Vye edged around, stretched out his leg and scraped the toe of his boot into the loop of the carrying sling, drawing the weapon up to where he could get his hand on it. As he steadied it across his knee Hume spoke again:

“Watch for trouble!”

“They all went in,” Vye protested.

But Hume’s eyes had closed again. “Trouble--maybe...” His voice trailed off. Vye rested his hand on the stock of the needler.

“Hoooooo!”

That beast wail--as they had heard it in the valley! Somewhere from the wood. Vye brought the needler around, so that the sights pointed in that direction. There death might be hunting, but there was nothing he could do.

A scream, filled with all the agony of a man in torment, caught up on the echoes of that other cry. Vye sighted a wild waving of bushes. A figure, very small and far away, crawled into the open on hands and knees and then crumpled into only a shadowy blot on the moss. Again the beast’s cry, and a shouting!

Vye watched a second man back out of the trees, still facing whatever pursued him. He caught the glint of sun on what must be a ray tube. Leaves crisped into a black hole, curls of smoke arose along the path of that blast.

The man kept on backing, passed the inert body of his companion, glancing now and then over his shoulder at the slope up which he was making a slow but steady way. He no longer rayed the bush, but there was the crackle of a small fire outlining the ragged hole his beam had cut.

Back two strides, three. Then he turned, made a quick dash, again facing around after he had gained some yards in the open. Vye saw now it was Wass.

Another dash and an about face. But this time to confront the enemy. There were three of them, as monstrous as those Vye and Hume had fought in the same place. And one of them was wounded, swinging a charred forepaw before it, and giving voice to a wild frenzy of roars.

Wass leveled the ray tube, centered sights on the beast nearest to him. The man hammered at the firing button with the flat of his other hand, and almost paid for that second of distraction with his life, for the creature made one of those lightning swift dashes Vye had so luckily escaped. The clawed forepaw tore a strip from the shoulder of Wass’ tunic, left sprouting red furrows behind. But the man had thrown the useless tube into its face, was now running for the gap.

Vye held the needler braced against his knee to fire. He saw the dart quiver in the upper arm of the beast, and it halted to pull out that sliver of dangerously poisoned metal, crumpled it into a tight twist. Vye continued to fire, never sure of his aim, but seeing those slivers go home in thick legs, in outstretched forelimbs, in wide, pendulous bellies.

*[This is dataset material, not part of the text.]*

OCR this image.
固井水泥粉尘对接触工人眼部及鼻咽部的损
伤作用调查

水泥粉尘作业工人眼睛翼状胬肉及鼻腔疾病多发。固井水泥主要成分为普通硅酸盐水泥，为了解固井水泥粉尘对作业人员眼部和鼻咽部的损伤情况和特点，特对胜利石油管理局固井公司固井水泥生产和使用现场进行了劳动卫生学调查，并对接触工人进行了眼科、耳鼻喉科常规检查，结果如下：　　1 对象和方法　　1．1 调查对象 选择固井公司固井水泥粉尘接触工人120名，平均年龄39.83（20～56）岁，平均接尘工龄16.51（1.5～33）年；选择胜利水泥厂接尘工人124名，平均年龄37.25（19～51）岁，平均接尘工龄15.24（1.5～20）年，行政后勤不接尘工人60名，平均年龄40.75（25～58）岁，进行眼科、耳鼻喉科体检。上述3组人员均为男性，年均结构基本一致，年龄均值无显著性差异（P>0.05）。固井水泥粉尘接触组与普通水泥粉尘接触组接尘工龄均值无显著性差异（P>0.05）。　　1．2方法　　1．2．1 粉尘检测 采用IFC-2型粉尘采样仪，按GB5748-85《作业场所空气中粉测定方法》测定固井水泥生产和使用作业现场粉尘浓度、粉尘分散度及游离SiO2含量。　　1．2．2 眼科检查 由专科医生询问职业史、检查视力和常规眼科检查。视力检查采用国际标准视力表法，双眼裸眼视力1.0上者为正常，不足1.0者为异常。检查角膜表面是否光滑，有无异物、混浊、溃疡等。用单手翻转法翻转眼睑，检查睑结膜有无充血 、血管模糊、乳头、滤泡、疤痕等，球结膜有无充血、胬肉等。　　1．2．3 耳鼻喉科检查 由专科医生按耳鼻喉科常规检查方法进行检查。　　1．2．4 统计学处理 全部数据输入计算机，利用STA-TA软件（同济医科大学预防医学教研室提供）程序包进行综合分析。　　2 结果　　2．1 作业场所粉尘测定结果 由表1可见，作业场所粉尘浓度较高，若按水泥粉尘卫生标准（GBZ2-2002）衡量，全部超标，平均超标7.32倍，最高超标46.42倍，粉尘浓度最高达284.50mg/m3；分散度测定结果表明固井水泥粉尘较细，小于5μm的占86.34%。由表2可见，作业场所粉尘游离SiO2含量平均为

Then there were three blue shapes lying on the slope behind the man running straight for the gap.

Wass hit the invisible barrier full force, was hurled back, to lie gasping on the turf, but already raising himself to crawl again to the gateway he saw and could not believe was barred. Vye closed his eyes. He was very tired now--tired and sleepy--maybe the pain pills were bringing the secondary form of relief. But he could hear, just beyond, the man who beat at that unseen curtain, first in anger and fear, and then just in fear, until the fear was a lonesome crying that went on and on until even that last feeble assault on the barrier failed.